3D 上映時の輝度については、使用するキセノンランプを大容量のランプに切り替える、2 台のプロジェクターを使用する等の方法が行われている。キセノンランプでは、容量をあげると定格寿命が短くなることが問題となっており、2 台のプロジェクターによる上映も映写室の構造などから大型スクリーン等への導入に限定されている。

 さて、この光量不足の救世主として名乗りを上げてきたのがシネマプロジェクター向けレーザー光源である。愛知万博でのソニーによるGLV 素子を使用したレーザープロジェクションや、米国で販売されているリアプロジェクションテレビ等があり、映画業界でも塩化ビニール製のスクリーン背面に、携帯電話に組み込まれているバイブレーションモーターを取り付けて、スペックル(レーザー光が拡散反射面から反射するときに、レーザー光の位相が干渉しあって粒上のノイズとなる現象)を除去する試みなどが行われていた。

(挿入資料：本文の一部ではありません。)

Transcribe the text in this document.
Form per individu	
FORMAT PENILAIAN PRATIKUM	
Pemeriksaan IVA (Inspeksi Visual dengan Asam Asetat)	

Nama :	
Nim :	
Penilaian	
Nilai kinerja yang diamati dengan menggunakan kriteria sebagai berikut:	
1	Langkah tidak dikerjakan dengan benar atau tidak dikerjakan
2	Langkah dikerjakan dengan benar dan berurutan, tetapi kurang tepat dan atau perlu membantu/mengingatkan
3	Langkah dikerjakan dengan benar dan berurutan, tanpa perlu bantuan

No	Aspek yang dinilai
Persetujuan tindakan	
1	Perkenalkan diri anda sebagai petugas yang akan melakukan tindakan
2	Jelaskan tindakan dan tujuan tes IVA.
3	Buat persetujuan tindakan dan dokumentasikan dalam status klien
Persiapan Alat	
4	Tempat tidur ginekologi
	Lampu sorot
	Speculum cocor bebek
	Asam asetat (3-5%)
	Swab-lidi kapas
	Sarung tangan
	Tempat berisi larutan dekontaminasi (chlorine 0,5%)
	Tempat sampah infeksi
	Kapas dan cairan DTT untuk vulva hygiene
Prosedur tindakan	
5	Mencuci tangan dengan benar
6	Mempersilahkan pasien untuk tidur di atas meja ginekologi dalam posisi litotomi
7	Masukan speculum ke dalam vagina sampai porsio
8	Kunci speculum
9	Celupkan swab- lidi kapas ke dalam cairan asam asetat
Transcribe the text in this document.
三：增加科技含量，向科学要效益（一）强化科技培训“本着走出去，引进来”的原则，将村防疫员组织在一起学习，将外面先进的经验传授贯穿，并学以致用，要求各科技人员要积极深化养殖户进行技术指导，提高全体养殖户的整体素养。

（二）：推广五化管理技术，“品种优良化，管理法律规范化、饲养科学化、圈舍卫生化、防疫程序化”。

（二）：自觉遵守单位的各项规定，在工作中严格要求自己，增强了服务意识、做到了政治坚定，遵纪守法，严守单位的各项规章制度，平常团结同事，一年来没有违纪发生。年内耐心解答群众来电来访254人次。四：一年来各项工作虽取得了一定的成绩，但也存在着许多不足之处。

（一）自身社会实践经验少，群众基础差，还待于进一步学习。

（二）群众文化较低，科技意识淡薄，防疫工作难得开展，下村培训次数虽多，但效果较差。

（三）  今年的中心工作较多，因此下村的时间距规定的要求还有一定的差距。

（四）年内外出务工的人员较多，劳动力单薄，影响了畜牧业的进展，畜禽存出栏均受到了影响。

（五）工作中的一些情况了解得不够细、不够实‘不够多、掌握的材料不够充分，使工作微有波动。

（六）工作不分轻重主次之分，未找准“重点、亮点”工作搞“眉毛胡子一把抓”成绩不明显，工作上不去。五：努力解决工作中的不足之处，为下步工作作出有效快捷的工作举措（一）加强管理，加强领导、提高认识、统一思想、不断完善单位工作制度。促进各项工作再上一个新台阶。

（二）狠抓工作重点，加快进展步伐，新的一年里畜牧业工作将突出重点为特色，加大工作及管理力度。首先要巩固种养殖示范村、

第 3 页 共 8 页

 会社再建手続きに入る前のコダック社から、IMAX が買収した特許の一部を図3 〜5 に示している。

 

 まず、図3 に示しているのはスペックルを削減するためのプリズムの構成であり、複数の面発光レーザーダイオードによる光線を個別に反射させ、このプリズムのなかで多重化する構造を取っている。前述のGLV 素子での関連特許にも使用する波長の数十分の1 に相当する段差をつけた光学素子を交差する形で光軸上に挿入し、スペックルが最も減少する位置に調整する特許が出願されていた。
 本来の、レーザーが持っているパワーを損なわずにスペックルを削減するこの特許の効果については、2 年前のSMPTE カンIchiro Kawakamiファレンスで本件の発表があった後に、ロチェスターでの試写に立ち会った映画業界の知り合いが“素晴らしい”と絶賛していたことからも伺える。IMAX の特許買収費用は30 億円以下とのことであるが、次世代IMAX-3D の4K バージョンをBARCO
と共同開発することが最近発表されている。

 

 


 図4 には、ステレオ映像対応の光源ユニット特許を示しており、パルス発光できるレーザーダイオードの特徴を生かして、図5 に示すように偏光特性を高速切替できる光源の構成となっている。
 このコダック社のデモで使用されたのが、図6 に示すNECSEL 社の垂直面発光レーザーダイオード素子である。発振波長の安定性に優れた近赤外線レーザーを薄膜干渉フィルターと非線形光学素子によりRGBの波長に変調するところが特徴であり、ピーク波長の変動範囲は2nm 以下と発表されている。

 

 


 このレーザー光源による次世代シネマプロジェクターが登場すると、数万時間の寿命と安定した光量で上映ができることになるが、現時点ではシアターの構造上から、観客が立ち上がって映写室を振り返っても、直接レーザー光線が眼に入らないIMAX シアターのみが米国FDA でのレーザー安全規格の例外規定適用を得られているだけである。


 この関係各社がLIPA(LaserIlluminated Projector Associationhttp://www.lipainfo.org/)と称する団体をたちあげて、映画館でのレーザー光源プロジェクター実用化にむけてレーザーの安
全運用に関わる規格団体への働きかけを開始したところであり、今後の活動が注目されるところである。

 

 また、日本の映画館への導入も始まったリアルD 社のXL システムは、図7 に示すように、2 台のZ スクリーンを使用し、それぞれのZ スクリーンが非動作時に反射している光を、再利用するように構成した装置である。上部の反射ミラーには、スクリーン面での位置合わせ用に電動調整機構が付属している。当初展開していたZ スクリーン単体での、光利用効率が15%程度であったのに対して、このXL システムは光利用効率が28%にまで改善されることから、40 フィートを超えるスクリーンでも明るい3D 映画が鑑賞できるようになってきた。また、2 台のプロジェクターに、このXL システムを装着し、同期をとって運用するXLW システムも展開されており、ロサンジェルスのハリウッド・バイン通りにあるアークライトシネマで、ひときわ目立つシネラマドームにも2 台の4K-DLPプロジェクターとXLW システムによる上映が開始されている。

 二十数年前に、新宿駅前にあった70 ミリ映画専門封切館で鑑賞した“2001 年宇宙の旅”の感動がデジタルで蘇ってくるのも間近になってきたのではと期待している。